La lumière inonde ce livre. A chaque page, malgré l'hiver ou le froid, l'obscurité polaire, la tristesse, le désespoir, surgissent des images lumineuses, souvent furtives, adoucies, protégées de toute indécence ou indiscrétion.
Avec une grâce éblouissante, une écriture poétique apaisante et délicate, dont le lecteur s'empare naturellement, raconte la folie d'un père, le mal de vivre, son internement à l'asile, l'amour inconditionnel de sa fille envers lui, les déchirures familiales, l'atavisme redoutable. Tout cela sans effroi.
De ce récit émane en effet une immense tendresse, une profonde bienveillance, puissantes à saisir l'intime fragilité humaine, l'angoisse insurmontable, le désir de mort comme l'excès d'émotions, la nostalgie du lieu et de l'enfermement ("Je me sens ici chez moi, jamais ailleurs je n'ai éprouvé cette sensation").

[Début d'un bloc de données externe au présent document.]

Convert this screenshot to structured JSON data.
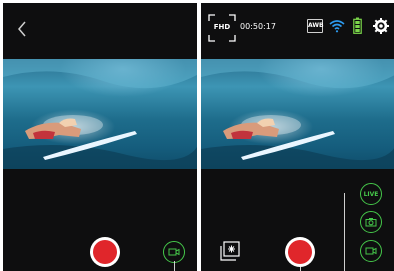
{
  "left_screen": {
    "back_icon": "chevron-left-icon",
    "record_icon": "record-icon",
    "video_mode_icon": "video-camera-icon"
  },
  "right_screen": {
    "resolution": "FHD",
    "timer": "00:50:17",
    "awb": "AWB",
    "wifi_icon": "wifi-icon",
    "battery_icon": "battery-icon",
    "settings_icon": "gear-icon",
    "live_label": "LIVE",
    "photo_mode_icon": "camera-icon",
    "video_mode_icon": "video-camera-icon",
    "gallery_icon": "gallery-icon",
    "record_icon": "record-icon"
  },
  "colors": {
    "accent_green": "#45c74a",
    "record_red": "#e0262b",
    "battery_green": "#7bd64a",
    "wifi_blue": "#2d9bf0"
  }
}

D'une construction subtile, faite d'aller-retours entre les souvenirs de Jackie, enfant, adolescente puis adulte devenue mère ; eux-mêmes entrecoupés d'informations documentaires sur le lieu emblématique de l'Etat providence suédois, elles-mêmes enrichies par des chapitres où la voix énigmatique et onirique d'Olof, le dernier patient, envoûte, bouleversante ; l'histoire, par-delà ces entrelacs temporels et narratifs, n'échappe pourtant jamais au lecteur.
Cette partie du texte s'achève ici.